I had two of FlightSafety’s best instructors, Eric Santos and Brian Walk, in the 2000EX sim to help me set up the HUD and SVS photos seen here. The idea of the pictures is to assist readers in visualizing the “view through a HUD” without synthetic vision. This is the view from which critical low-altitude decisions must be made.
Using the infrared enhanced visual system (EVS) on a Falcon 7X, I actually landed at New York’s Westchester County Airport (HPN) out of two approaches during which visibility was below 200 and a half. We did this by activating the EVS on the HUD and flying the approach to minimums. During the approaches, both in dense fog as only HPN-type airports can generate, we picked up some approach lights at about 210 ft. The first sighting, just above minimums, was caught by the copilot on the MFD and not through the HUD. As those light sources came into the HUD, we proceeded to 100 ft., where we barely picked up the actual runway and landed.
Those few seconds between about 50 ft. above minimums and then down to 100 ft. were the most intense, non-combat, moments in my 50 years of flying jet airplanes. The heat sources were just visible at 200 ft. My neck was strained to an elongated position to see the display and I had to rely completely on the other pilot for all in-cockpit requirements. There was no time in those last several hundred feet to do anything but stay welded in that position, pick up the “real” lights before 100 ft., continue to the ground and “thump” the airplane on  due to the context shift, as I went from the HUD to real world.
Flare Cue Perfects
In my “future” SVS I would have a flare cue as used in the earlier Rockwell CAT IIIA HUD fitted on the Falcon 2000. This was in the form of a sort of reverse glideslope, working off the radar altimeter.
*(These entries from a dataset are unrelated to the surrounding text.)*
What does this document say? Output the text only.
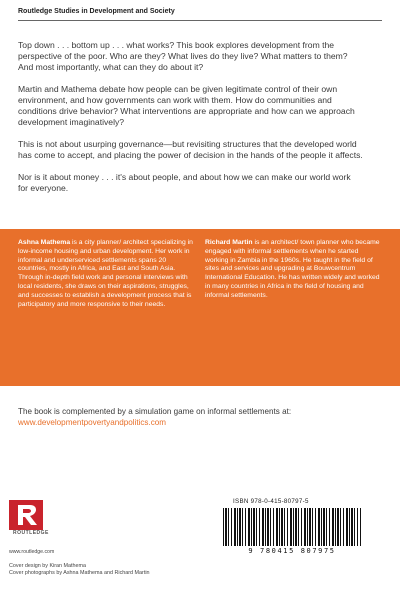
Routledge Studies in Development and Society

Top down . . . bottom up . . . what works? This book explores development from the perspective of the poor. Who are they? What lives do they live? What matters to them? And most importantly, what can they do about it?

Martin and Mathema debate how people can be given legitimate control of their own environment, and how governments can work with them. How do communities and conditions drive behavior? What interventions are appropriate and how can we approach development imaginatively?

This is not about usurping governance—but revisiting structures that the developed world has come to accept, and placing the power of decision in the hands of the people it affects.

Nor is it about money . . . it's about people, and about how we can make our world work for everyone.

Ashna Mathema is a city planner/ architect specializing in low-income housing and urban development. Her work in informal and underserviced settlements spans 20 countries, mostly in Africa, and East and South Asia. Through in-depth field work and personal interviews with local residents, she draws on their aspirations, struggles, and successes to establish a development process that is participatory and more responsive to their needs.
Richard Martin is an architect/ town planner who became engaged with informal settlements when he started working in Zambia in the 1960s. He taught in the field of sites and services and upgrading at Bouwcentrum International Education. He has written widely and worked in many countries in Africa in the field of housing and informal settlements.
The book is complemented by a simulation game on informal settlements at:
www.developmentpovertyandpolitics.com
ISBN 978-0-415-80797-5
9 780415 807975
ROUTLEDGE
www.routledge.com
Cover design by Kiran Mathema
Cover photographs by Ashna Mathema and Richard Martin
When the flight director received those flare signals, it commanded nose up for touchdown. Simultaneously the words “idle” appeared in the display. Every landing I ever made with this system was smooth.
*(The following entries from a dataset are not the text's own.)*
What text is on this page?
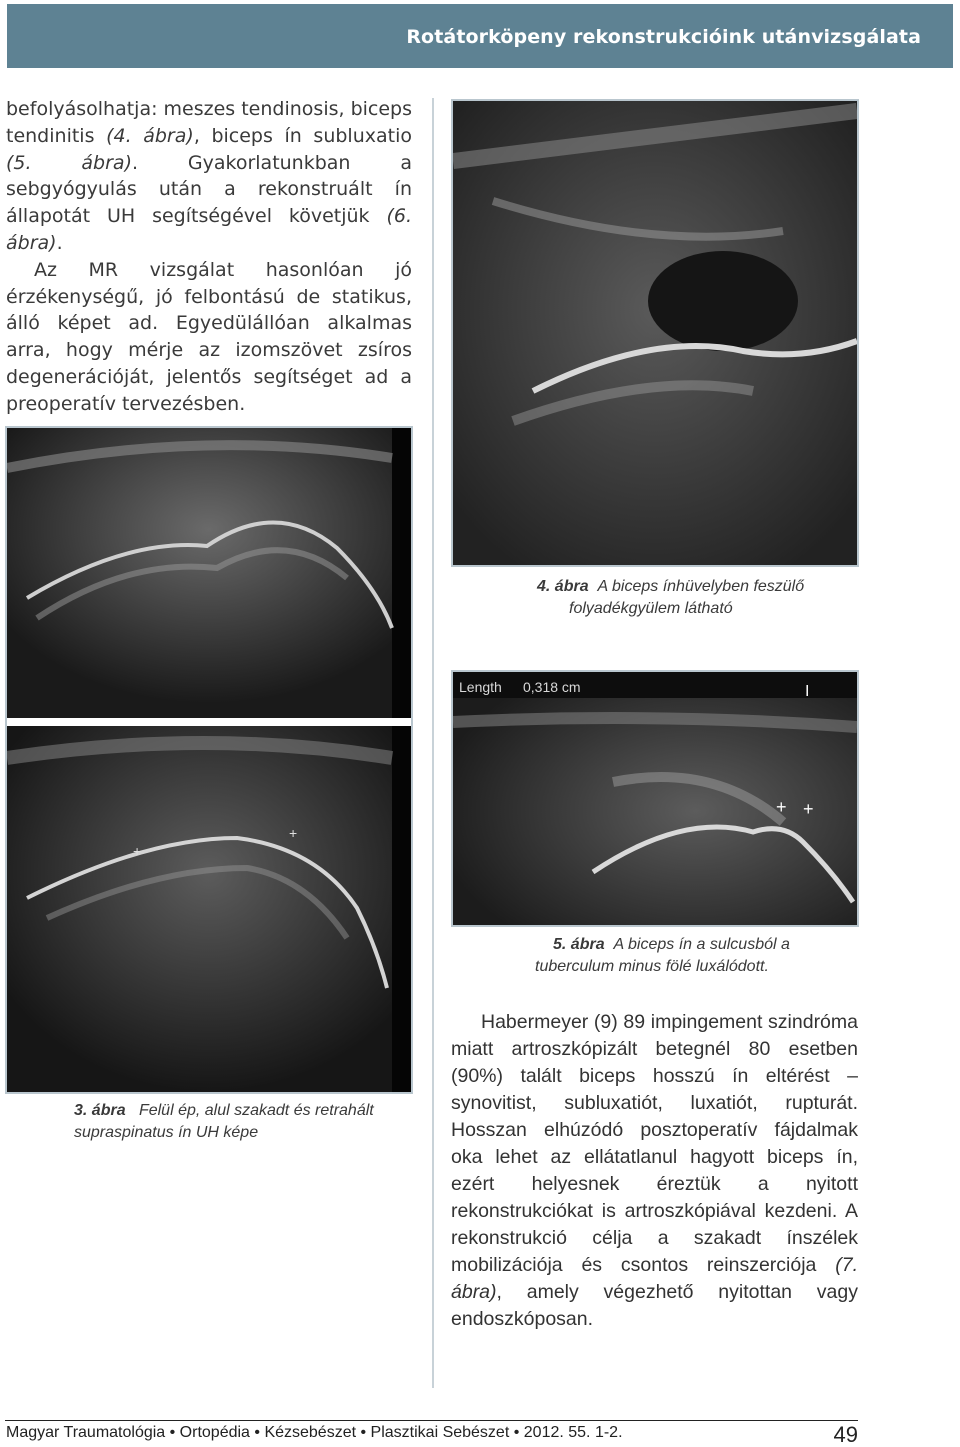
Rotátorköpeny rekonstrukcióink utánvizsgálata

befolyásolhatja: meszes tendinosis, biceps tendinitis (4. ábra), biceps ín subluxatio (5. ábra). Gyakorlatunkban a sebgyógyulás után a rekonstruált ín állapotát UH segítségével követjük (6. ábra).

Az MR vizsgálat hasonlóan jó érzékenységű, jó felbontású de statikus, álló képet ad. Egyedülállóan alkalmas arra, hogy mérje az izomszövet zsíros degenerációját, jelentős segítséget ad a preoperatív tervezésben.

+
+
3. ábra Felül ép, alul szakadt és retrahált supraspinatus ín UH képe
4. ábra A biceps ínhüvelyben feszülő
folyadékgyülem látható
Length 0,318 cm
+ +
I
5. ábra A biceps ín a sulcusból a
tuberculum minus fölé luxálódott.

Habermeyer (9) 89 impingement szindróma miatt artroszkópizált betegnél 80 esetben (90%) talált biceps hosszú ín eltérést – synovitist, subluxatiót, luxatiót, rupturát. Hosszan elhúzódó posztoperatív fájdalmak oka lehet az ellátatlanul hagyott biceps ín, ezért helyesnek éreztük a nyitott rekonstrukciókat is artroszkópiával kezdeni. A rekonstrukció célja a szakadt ínszélek mobilizációja és csontos reinszerciója (7. ábra), amely végezhető nyitottan vagy endoszkóposan.

Magyar Traumatológia • Ortopédia • Kézsebészet • Plasztikai Sebészet • 2012. 55. 1-2.	49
The most accurate landing I ever made was when Rockwell, through FlightSafety at TEB, had a bunch of pilots each fly some 20 to 30 approaches with the HUD and flare cue. On one of the approaches the instructor started to change the weather. In so doing, the view out the simulator window went to zero/zero and remained there because the instructor forgot to input the new weather. I had been told to land out of every approach and that the distance from the desired touchdown spot would be noted. On the approach in which I could see nothing but the HUD with a flare cue, there was no distance between my touchdown and the desired point.
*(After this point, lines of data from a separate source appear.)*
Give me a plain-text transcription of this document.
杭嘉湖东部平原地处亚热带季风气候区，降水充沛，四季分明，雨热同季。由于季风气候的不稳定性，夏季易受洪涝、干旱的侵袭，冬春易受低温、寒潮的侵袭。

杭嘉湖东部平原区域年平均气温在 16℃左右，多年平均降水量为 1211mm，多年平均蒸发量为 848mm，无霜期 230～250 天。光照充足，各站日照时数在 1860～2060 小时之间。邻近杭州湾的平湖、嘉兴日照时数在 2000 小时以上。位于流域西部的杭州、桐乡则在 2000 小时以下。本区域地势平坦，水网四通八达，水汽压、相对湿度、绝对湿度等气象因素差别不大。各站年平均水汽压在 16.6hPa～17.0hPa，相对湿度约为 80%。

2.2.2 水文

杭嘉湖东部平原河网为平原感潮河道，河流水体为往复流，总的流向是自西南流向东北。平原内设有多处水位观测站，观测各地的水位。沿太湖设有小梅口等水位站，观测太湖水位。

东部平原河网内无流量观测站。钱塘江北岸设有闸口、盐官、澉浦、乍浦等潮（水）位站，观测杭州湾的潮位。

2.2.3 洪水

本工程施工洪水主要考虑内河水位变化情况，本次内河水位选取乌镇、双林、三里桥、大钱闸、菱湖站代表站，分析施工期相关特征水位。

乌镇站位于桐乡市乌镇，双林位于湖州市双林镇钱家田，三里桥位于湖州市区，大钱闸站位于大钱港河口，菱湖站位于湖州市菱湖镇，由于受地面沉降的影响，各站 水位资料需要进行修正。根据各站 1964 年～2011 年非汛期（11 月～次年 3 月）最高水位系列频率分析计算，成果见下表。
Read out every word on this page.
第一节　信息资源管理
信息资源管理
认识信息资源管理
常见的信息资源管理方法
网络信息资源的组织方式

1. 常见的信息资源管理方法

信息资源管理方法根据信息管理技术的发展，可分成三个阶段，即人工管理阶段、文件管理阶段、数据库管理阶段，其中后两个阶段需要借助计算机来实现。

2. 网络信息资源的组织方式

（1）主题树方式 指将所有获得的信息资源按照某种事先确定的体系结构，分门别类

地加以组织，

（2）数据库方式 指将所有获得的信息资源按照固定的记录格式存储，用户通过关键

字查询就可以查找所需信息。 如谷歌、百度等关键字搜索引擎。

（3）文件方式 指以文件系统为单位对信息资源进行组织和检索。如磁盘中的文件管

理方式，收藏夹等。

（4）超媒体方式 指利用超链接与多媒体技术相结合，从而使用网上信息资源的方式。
The photos used here show both the HUD with EVS and the SVS displays of the runway at 100 ft. above minimums and at roughly 100 ft. above the ground. The latter depiction even with the SVS on, could actually occur if you happened to pick up the heat signatures of the landing lights while at 200 ft. but lost them in more dense fog. So, at 100 ft. you would have to initiate a go-around. I know how tense flying near that altitude can be, with a blank view through the HUD.
However, that intensity eases substantially when you can “see” the runway in an SVS display and then proceed calmly to the runway and a “visual” touchdown landing through use of a flare cue. (“Nice touchdown, captain.”) Remember, that runway’s actual centerline is within 36 in. of the image depicted on the SVS display.
And once on the ground, taxiing in zero/zero conditions could proceed at least until well clear of the runway and where you await a “Follow me” vehicle.
CAT III approaches were safe in 1972. They can be that and more with SVS. Going forward, synthetic vision is the key to landing in all weather conditions.